Condition n°14

Ne pas rompre les liens qui unissent le disciple à l’ensemble de la création.

السابع عشر ، إحترام كلّ من كان منتسبا إلى الشيخ رضي الله تعالى عنه وأرضاه وعنّا به

Commentaire

Après avoir compris, à travers les conditions précédentes, que la Tarîqah Tijâniyya établit comme principe fondamental la fréquentation régulière des disciples jusqu’à la mort, cette quatorzième condition vient préciser ce que cela implique concrètement : l’endurance, la patience et le maintien indéfectible des liens de fraternité.

Se rassembler physiquement et s’unir spirituellement pour Allâh constitue un axe central de l’Islam, et par conséquent du cheminement vers Allâh. Le lien entre les croyants n’est pas accessoire : il est constitutif de la voie.

Le Prophète ﷺ a dit :

« Tu verras les croyants, dans leur miséricorde, leur affection et leur attachement réciproque, semblables à un seul corps : lorsque l’un de ses membres souffre, tout le corps partage sa fièvre et son insomnie. »

📖 Hadith authentique rapporté par al-Bukhârî et Muslim pasted

Comprendre son statut d’organe au sein de ce corps et chercher à se relier aux autres organes pour former l’ensemble, c’est cela que l’on appelle la Communauté de l’Islam.
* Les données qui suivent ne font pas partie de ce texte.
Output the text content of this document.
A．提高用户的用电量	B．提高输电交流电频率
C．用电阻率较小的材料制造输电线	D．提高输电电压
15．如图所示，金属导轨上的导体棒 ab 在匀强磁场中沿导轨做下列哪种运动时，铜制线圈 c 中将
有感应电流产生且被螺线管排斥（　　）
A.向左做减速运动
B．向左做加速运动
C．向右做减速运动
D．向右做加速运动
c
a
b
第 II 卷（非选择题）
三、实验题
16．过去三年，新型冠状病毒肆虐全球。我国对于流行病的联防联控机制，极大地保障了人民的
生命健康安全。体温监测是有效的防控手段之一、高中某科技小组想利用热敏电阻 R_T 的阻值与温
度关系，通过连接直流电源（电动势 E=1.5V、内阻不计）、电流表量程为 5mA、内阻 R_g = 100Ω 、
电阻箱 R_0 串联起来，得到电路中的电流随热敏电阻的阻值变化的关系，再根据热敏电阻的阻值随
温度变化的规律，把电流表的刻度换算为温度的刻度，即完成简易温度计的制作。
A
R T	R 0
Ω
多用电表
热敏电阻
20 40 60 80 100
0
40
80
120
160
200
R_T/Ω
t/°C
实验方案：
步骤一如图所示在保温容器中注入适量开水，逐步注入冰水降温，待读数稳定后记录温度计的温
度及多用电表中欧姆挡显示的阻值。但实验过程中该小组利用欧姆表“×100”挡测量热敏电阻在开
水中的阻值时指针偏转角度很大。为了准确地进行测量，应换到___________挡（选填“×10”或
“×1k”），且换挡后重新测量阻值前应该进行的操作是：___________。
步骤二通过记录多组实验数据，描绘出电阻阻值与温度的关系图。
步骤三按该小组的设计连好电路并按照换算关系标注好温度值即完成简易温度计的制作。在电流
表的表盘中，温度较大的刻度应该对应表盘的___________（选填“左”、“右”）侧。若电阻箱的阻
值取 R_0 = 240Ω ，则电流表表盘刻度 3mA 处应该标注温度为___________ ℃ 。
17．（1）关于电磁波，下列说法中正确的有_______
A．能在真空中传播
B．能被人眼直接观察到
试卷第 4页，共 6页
Il n’existe ni force spirituelle ni cheminement vers Allâh en dehors de ce lien vivant qui unit le musulman à son frère et la musulmane à sa sœur.

Les bienfaits, les faveurs et les grâces qui découlent de cette union, fondée sur l’amour du Prophète ﷺ, constituent le cœur même du cheminement de l’aspirant.
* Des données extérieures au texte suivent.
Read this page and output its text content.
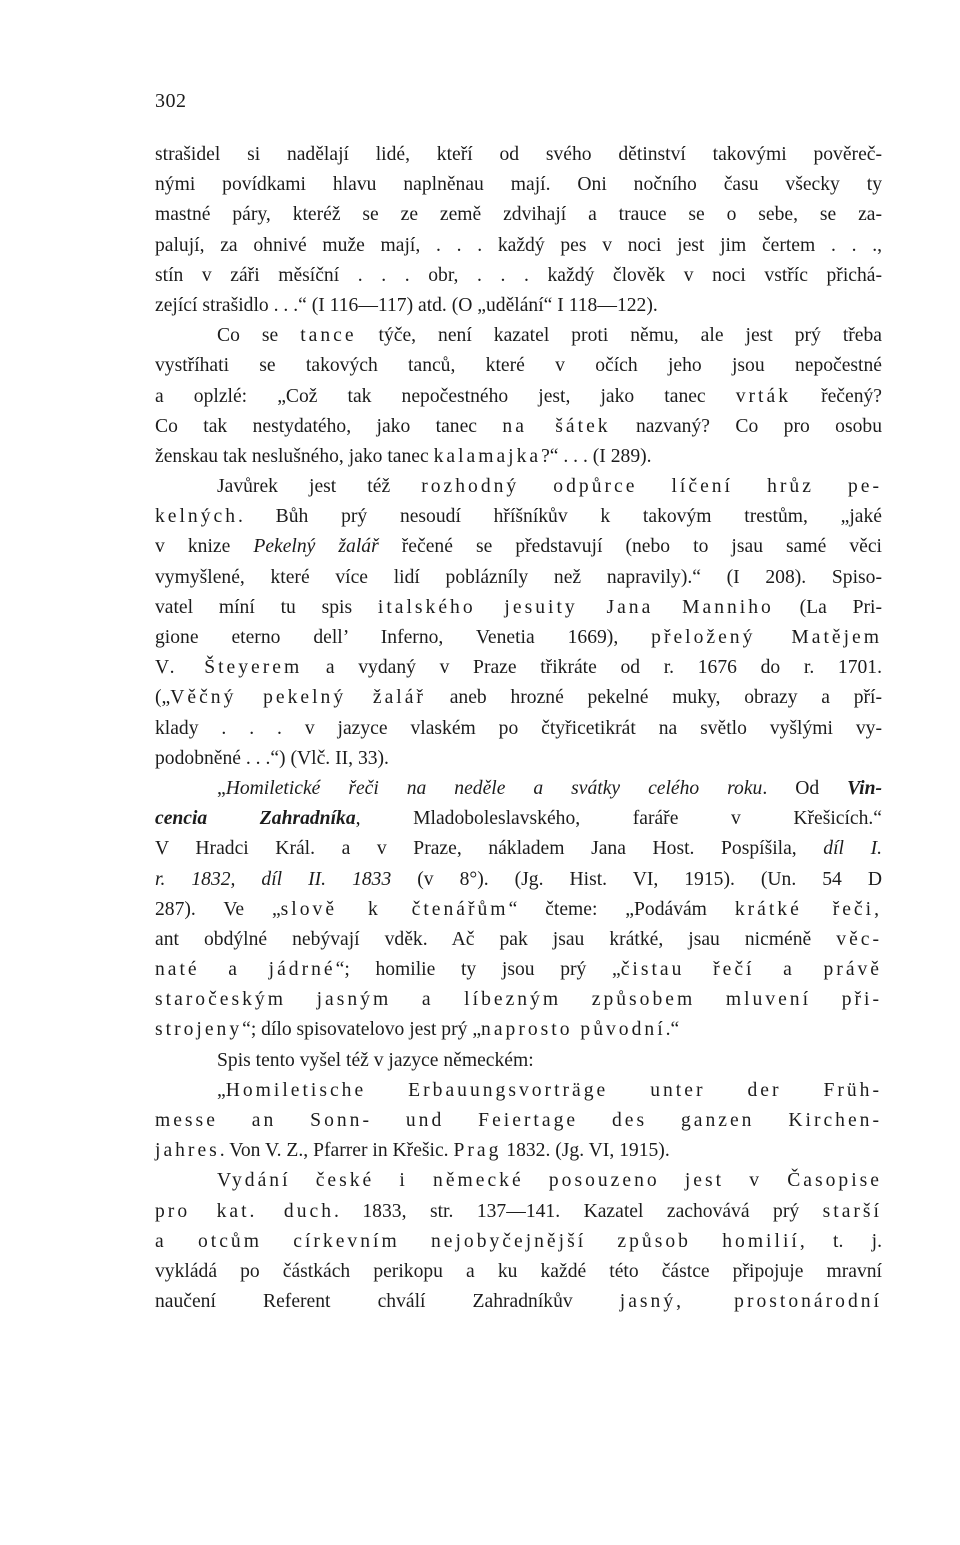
302
strašidel si nadělají lidé, kteří od svého dětinství takovými pověreč-
nými povídkami hlavu naplněnau mají. Oni nočního času všecky ty
mastné páry, kteréž se ze země zdvihají a trauce se o sebe, se za-
palují, za ohnivé muže mají, . . . každý pes v noci jest jim čertem . . .,
stín v záři měsíční . . . obr, . . . každý člověk v noci vstříc přichá-
zející strašidlo . . .“ (I 116—117) atd. (O „udělání“ I 118—122).
Co se tance týče, není kazatel proti němu, ale jest prý třeba
vystříhati se takových tanců, které v očích jeho jsou nepočestné
a oplzlé: „Což tak nepočestného jest, jako tanec vrták řečený?
Co tak nestydatého, jako tanec na šátek nazvaný? Co pro osobu
ženskau tak neslušného, jako tanec kalamajka?“ . . . (I 289).
Javůrek jest též rozhodný odpůrce líčení hrůz pe-
kelných. Bůh prý nesoudí hříšníkův k takovým trestům, „jaké
v knize Pekelný žalář řečené se představují (nebo to jsau samé věci
vymyšlené, které více lidí poblázníly než napravily).“ (I 208). Spiso-
vatel míní tu spis italského jesuity Jana Manniho (La Pri-
gione eterno dell’ Inferno, Venetia 1669), přeložený Matějem
V. Šteyerem a vydaný v Praze třikráte od r. 1676 do r. 1701.
(„Věčný pekelný žalář aneb hrozné pekelné muky, obrazy a pří-
klady . . . v jazyce vlaském po čtyřicetikrát na světlo vyšlými vy-
podobněné . . .“) (Vlč. II, 33).
„Homiletické řeči na neděle a svátky celého roku. Od Vin-
cencia Zahradníka, Mladoboleslavského, faráře v Křešicích.“
V Hradci Král. a v Praze, nákladem Jana Host. Pospíšila, díl I.
r. 1832, díl II. 1833 (v 8°). (Jg. Hist. VI, 1915). (Un. 54 D
287). Ve „slově k čtenářům“ čteme: „Podávám krátké řeči,
ant obdýlné nebývají vděk. Ač pak jsau krátké, jsau nicméně věc-
naté a jádrné“; homilie ty jsou prý „čistau řečí a právě
staročeským jasným a líbezným způsobem mluvení při-
strojeny“; dílo spisovatelovo jest prý „naprosto původní.“
Spis tento vyšel též v jazyce německém:
„Homiletische Erbauungsvorträge unter der Früh-
messe an Sonn- und Feiertage des ganzen Kirchen-
jahres. Von V. Z., Pfarrer in Křešic. Prag 1832. (Jg. VI, 1915).
Vydání české i německé posouzeno jest v Časopise
pro kat. duch. 1833, str. 137—141. Kazatel zachovává prý starší
a otcům církevním nejobyčejnější způsob homilií, t. j.
vykládá po částkách perikopu a ku každé této částce připojuje mravní
naučení Referent chválí Zahradníkův jasný, prostonárodní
D’après Abû d-Dardâ’ رضي الله تعالى عنه, le Prophète ﷺ a dit :

« Allâh fera ressusciter, le Jour de la Résurrection, des gens dont les visages seront illuminés. Ils seront sur des chaires de lumière. Les gens les envieront alors qu’ils ne seront ni prophètes ni martyrs. »

On lui demanda : « Décris-les-nous afin que nous les reconnaissions. »

Il répondit : « Ce sont ceux qui s’aiment pour Allâh, issus de tribus et de contrées différentes, qui se réunissent pour se rappeler d’Allâh. »

Conscient de la force spirituelle que représente cette union, Iblîs qu’Allâh le maudisse a juré de s’asseoir sur le Droit Chemin pour tenter de briser ces liens. C’est pourquoi les dissensions, incompréhensions et conflits peuvent apparaître même parmi les croyants les plus engagés sur la voie.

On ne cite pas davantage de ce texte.